Talvez nunca se tenha falado tanto de fanatismo como nos últimos dias por causa da matança no Charlie Hebdo. No entanto, em lado nenhum vi um comentador que explicasse ou definisse o conceito de fanatismo. Por isso, gostaria de, nesta breve análise, começar por aqui.
 
1 – Para mim, o fanatismo implica 3 características ou pressupostos:
1.1 – No plano do conhecimento, o fanático está convencido de que as suas convicções são as únicas «verdadeiras», sendo falsas todas as outras.
1.2 – No plano da ética, o fanático acredita que as suas convicções são as únicas «boas», enquanto que todas as outras estão do lado do «Mal».
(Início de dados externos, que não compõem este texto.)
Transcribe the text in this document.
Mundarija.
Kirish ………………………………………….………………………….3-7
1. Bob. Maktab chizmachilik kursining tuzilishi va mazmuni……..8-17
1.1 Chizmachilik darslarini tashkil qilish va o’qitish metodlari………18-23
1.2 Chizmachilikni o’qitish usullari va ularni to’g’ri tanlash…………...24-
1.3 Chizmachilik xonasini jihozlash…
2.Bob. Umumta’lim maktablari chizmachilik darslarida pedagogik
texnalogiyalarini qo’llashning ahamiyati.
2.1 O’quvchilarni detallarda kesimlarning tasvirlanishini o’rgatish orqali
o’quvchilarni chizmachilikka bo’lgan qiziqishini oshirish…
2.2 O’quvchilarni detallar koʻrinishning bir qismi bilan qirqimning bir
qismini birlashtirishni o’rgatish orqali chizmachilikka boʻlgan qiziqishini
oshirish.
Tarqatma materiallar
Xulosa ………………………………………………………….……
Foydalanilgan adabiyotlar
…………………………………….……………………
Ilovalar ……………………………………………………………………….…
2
1.3 – No plano da praxis, o fanático entende que tem o direito de usar a violência, incluindo a violência física, para impor aos outros as suas convicções.
 
2 – Analisando casos concretos do fanatismo ao longo da História, temos que distinguir uma doutrina fanática duma pessoa fanática. Uma doutrina é fanática quando ela mesma assenta nos 3 princípios que apresentámos no ponto anterior, nomeadamente o direito do recurso à violência para se impor como modelo de sociedade. Por isso, há doutrinas fanáticas e doutrinas não fanáticas.
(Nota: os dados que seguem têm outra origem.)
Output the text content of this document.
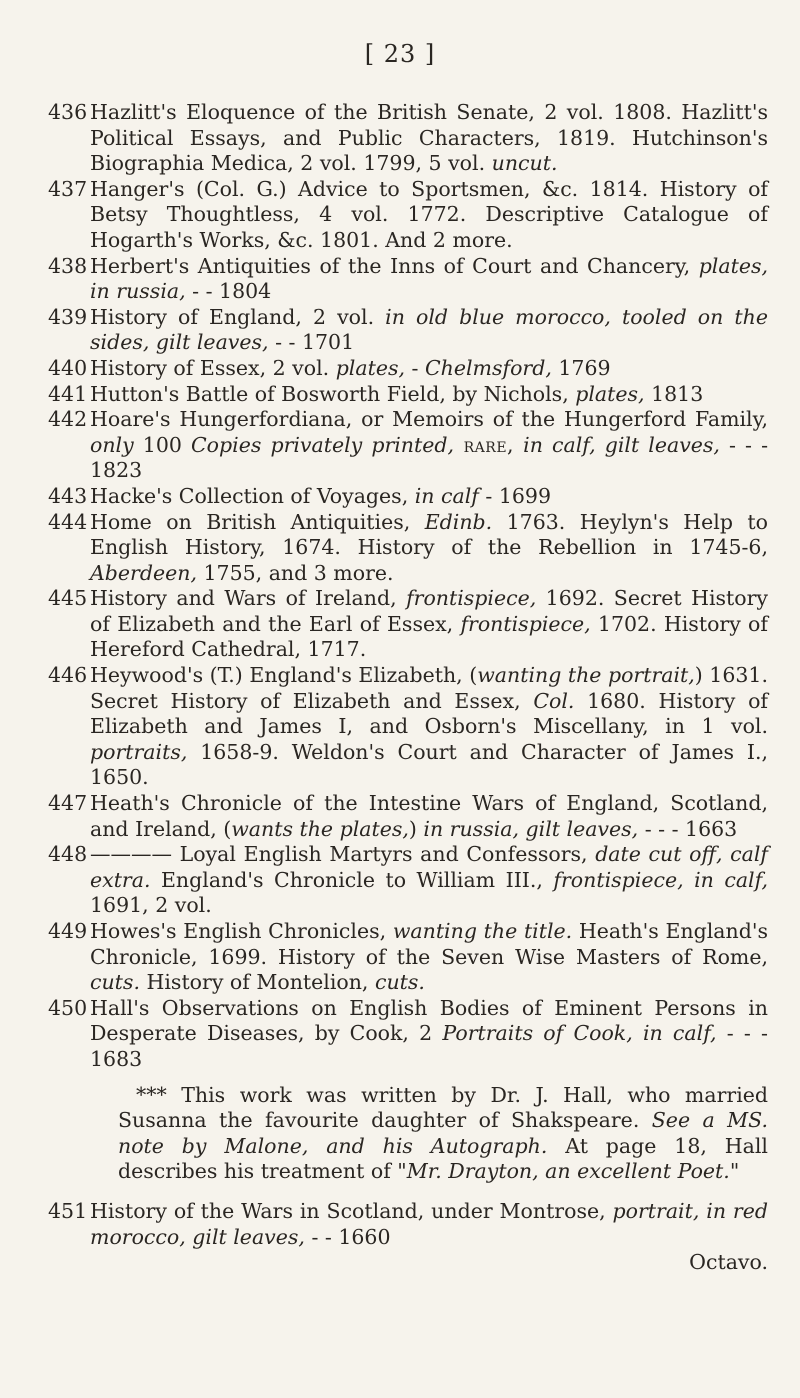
[ 23 ]
436 Hazlitt's Eloquence of the British Senate, 2 vol. 1808. Hazlitt's Political Essays, and Public Characters, 1819. Hutchinson's Biographia Medica, 2 vol. 1799, 5 vol. uncut.
437 Hanger's (Col. G.) Advice to Sportsmen, &c. 1814. History of Betsy Thoughtless, 4 vol. 1772. Descriptive Catalogue of Hogarth's Works, &c. 1801. And 2 more.
438 Herbert's Antiquities of the Inns of Court and Chancery, plates, in russia, - - 1804
439 History of England, 2 vol. in old blue morocco, tooled on the sides, gilt leaves, - - 1701
440 History of Essex, 2 vol. plates, - Chelmsford, 1769
441 Hutton's Battle of Bosworth Field, by Nichols, plates, 1813
442 Hoare's Hungerfordiana, or Memoirs of the Hungerford Family, only 100 Copies privately printed, rare, in calf, gilt leaves, - - - 1823
443 Hacke's Collection of Voyages, in calf - 1699
444 Home on British Antiquities, Edinb. 1763. Heylyn's Help to English History, 1674. History of the Rebellion in 1745-6, Aberdeen, 1755, and 3 more.
445 History and Wars of Ireland, frontispiece, 1692. Secret History of Elizabeth and the Earl of Essex, frontispiece, 1702. History of Hereford Cathedral, 1717.
446 Heywood's (T.) England's Elizabeth, (wanting the portrait,) 1631. Secret History of Elizabeth and Essex, Col. 1680. History of Elizabeth and James I, and Osborn's Miscellany, in 1 vol. portraits, 1658-9. Weldon's Court and Character of James I., 1650.
447 Heath's Chronicle of the Intestine Wars of England, Scotland, and Ireland, (wants the plates,) in russia, gilt leaves, - - - 1663
448 ———— Loyal English Martyrs and Confessors, date cut off, calf extra. England's Chronicle to William III., frontispiece, in calf, 1691, 2 vol.
449 Howes's English Chronicles, wanting the title. Heath's England's Chronicle, 1699. History of the Seven Wise Masters of Rome, cuts. History of Montelion, cuts.
450 Hall's Observations on English Bodies of Eminent Persons in Desperate Diseases, by Cook, 2 Portraits of Cook, in calf, - - - 1683
*** This work was written by Dr. J. Hall, who married Susanna the favourite daughter of Shakspeare. See a MS. note by Malone, and his Autograph. At page 18, Hall describes his treatment of "Mr. Drayton, an excellent Poet."
451 History of the Wars in Scotland, under Montrose, portrait, in red morocco, gilt leaves, - - 1660
Octavo.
Por outro lado, verificamos também que há pessoas fanáticas e pessoas não fanáticas. As primeiras acham que as suas convicções são as únicas verdadeiras e boas, não aceitando ser contrariadas e entendendo as opiniões contrárias como uma afronta pessoal, que se acham no direito de combater, inclusivamente através da violência física. As outras têm uma personalidade com uma estrutura psicológica assente na reciprocidade, ou seja, na igualdade de direitos e deveres entre o Eu e o Outro.
 
3 - Nestes termos, põe-se a questão: o islamismo é fanático em si mesmo, como doutrina, ou são alguns dos seus seguidores que o vivem duma forma fanática? Francamente, em termos teológicos, não sei responder. O que não podemos ignorar é que há pelo menos um modo de entender o islamismo que é claramente fanático. As vítimas do terrorismo islâmico como Malala, os jornalistas do Charlie Hebdo, as decapitações e tantos outros são um exemplo claro desse fanatismo, que não podemos tolerar numa sociedade civilizada e moderna.
 
4 - Isso, no entanto, não pode servir de pretexto para defendermos a liberdade de expressão como um direito absoluto, que nos permitirá ofender os outros nas suas convicções e nas suas crenças, como temos vindo a assistir nos últimos tempos, num frenesim hipócrita que colide com a prática de muitos desses pretensos combatentes do fanatismo dos outros, mostrando-se incapazes de olhar para o seu.